The European Union’s top diplomat for Africa will arrive in Harare next Monday to engage the country's unity government, civil society and representatives of the business community, the European Union Delegation to Zimbabwe said Thursday.
The visit by Managing Director for Africa Nick Wescott of the European External Action Service closely follows a recent communication to the EU by Attorney General Johannes Tomana challenging the legality of sanctions the E.U. has maintained on President Robert Mugabe and scores of other top ZANU-PF officials for years.

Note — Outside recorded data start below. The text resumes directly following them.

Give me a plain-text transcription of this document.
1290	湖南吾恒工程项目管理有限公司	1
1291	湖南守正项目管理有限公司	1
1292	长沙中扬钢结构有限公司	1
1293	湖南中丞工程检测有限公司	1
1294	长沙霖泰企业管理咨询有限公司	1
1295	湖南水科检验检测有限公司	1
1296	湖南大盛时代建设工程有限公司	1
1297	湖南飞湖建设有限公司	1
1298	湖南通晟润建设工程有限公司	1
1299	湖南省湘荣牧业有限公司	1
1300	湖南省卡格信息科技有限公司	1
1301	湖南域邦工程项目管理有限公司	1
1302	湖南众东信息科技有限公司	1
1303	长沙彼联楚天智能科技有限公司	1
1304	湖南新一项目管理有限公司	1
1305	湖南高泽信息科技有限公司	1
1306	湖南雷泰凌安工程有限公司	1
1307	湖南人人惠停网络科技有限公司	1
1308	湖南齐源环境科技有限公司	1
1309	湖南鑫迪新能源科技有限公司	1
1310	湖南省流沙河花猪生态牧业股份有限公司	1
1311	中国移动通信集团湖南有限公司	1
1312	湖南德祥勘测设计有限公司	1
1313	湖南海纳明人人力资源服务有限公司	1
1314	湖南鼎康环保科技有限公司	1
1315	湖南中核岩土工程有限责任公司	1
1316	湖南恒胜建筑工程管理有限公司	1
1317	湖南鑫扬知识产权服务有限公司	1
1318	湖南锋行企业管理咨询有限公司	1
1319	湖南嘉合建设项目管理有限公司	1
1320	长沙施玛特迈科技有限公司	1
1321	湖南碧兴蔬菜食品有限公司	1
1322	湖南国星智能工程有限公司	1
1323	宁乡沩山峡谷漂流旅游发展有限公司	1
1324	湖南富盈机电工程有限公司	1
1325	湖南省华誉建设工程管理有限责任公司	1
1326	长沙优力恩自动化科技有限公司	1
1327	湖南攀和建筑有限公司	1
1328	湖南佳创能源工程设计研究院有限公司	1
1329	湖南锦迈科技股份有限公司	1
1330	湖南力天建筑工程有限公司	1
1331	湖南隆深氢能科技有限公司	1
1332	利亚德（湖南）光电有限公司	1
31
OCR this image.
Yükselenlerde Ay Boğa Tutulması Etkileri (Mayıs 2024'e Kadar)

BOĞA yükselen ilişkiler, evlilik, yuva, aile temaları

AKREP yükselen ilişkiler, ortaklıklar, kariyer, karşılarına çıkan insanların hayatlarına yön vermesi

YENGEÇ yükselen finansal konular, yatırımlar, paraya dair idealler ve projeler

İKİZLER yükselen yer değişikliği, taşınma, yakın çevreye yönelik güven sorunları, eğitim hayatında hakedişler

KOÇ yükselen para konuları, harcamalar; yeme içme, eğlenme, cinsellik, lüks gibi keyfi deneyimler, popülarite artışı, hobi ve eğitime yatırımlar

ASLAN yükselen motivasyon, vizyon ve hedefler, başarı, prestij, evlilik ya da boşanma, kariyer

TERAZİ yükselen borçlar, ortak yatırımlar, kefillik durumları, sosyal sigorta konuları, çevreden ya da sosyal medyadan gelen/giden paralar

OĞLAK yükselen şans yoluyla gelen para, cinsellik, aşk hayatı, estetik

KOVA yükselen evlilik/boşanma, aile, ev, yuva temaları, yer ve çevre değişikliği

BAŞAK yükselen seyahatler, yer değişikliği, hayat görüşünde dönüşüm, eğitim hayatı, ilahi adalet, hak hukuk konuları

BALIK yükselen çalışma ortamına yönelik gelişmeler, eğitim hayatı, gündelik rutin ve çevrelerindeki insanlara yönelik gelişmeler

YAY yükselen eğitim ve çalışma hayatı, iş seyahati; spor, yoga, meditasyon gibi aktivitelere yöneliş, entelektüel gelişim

The EU Council had yet to respond, but European Parliament Member Geoffrey Van Orden, head of the Euro-Parliament’s Campaign for Democratic Change in Zimbabwe, quickly replied saying that until there is real evidence of change with free elections and an end to harassment of the opponents of ZANU-PF, sanctions will stay in place.
The targeted sanctions bar travel in the EU and provide for the freezing of assets.
Van Orden said "these are not sanctions against Zimbabwe and her people but carefully targeted against 163 individuals and 31 companies that have supported Mugabe."
The EU Delegation said Wescott’s visit could not be linked to Tomana’s letter.
Analysts said the visit continues a re-engagement process between Zimbabwe and the European Union launched after the unity government came to power in 2009.
Political analyst Effie Dlela Ncube said the EU will only seriously engage Zimbabwe when there is true democratic change in the country.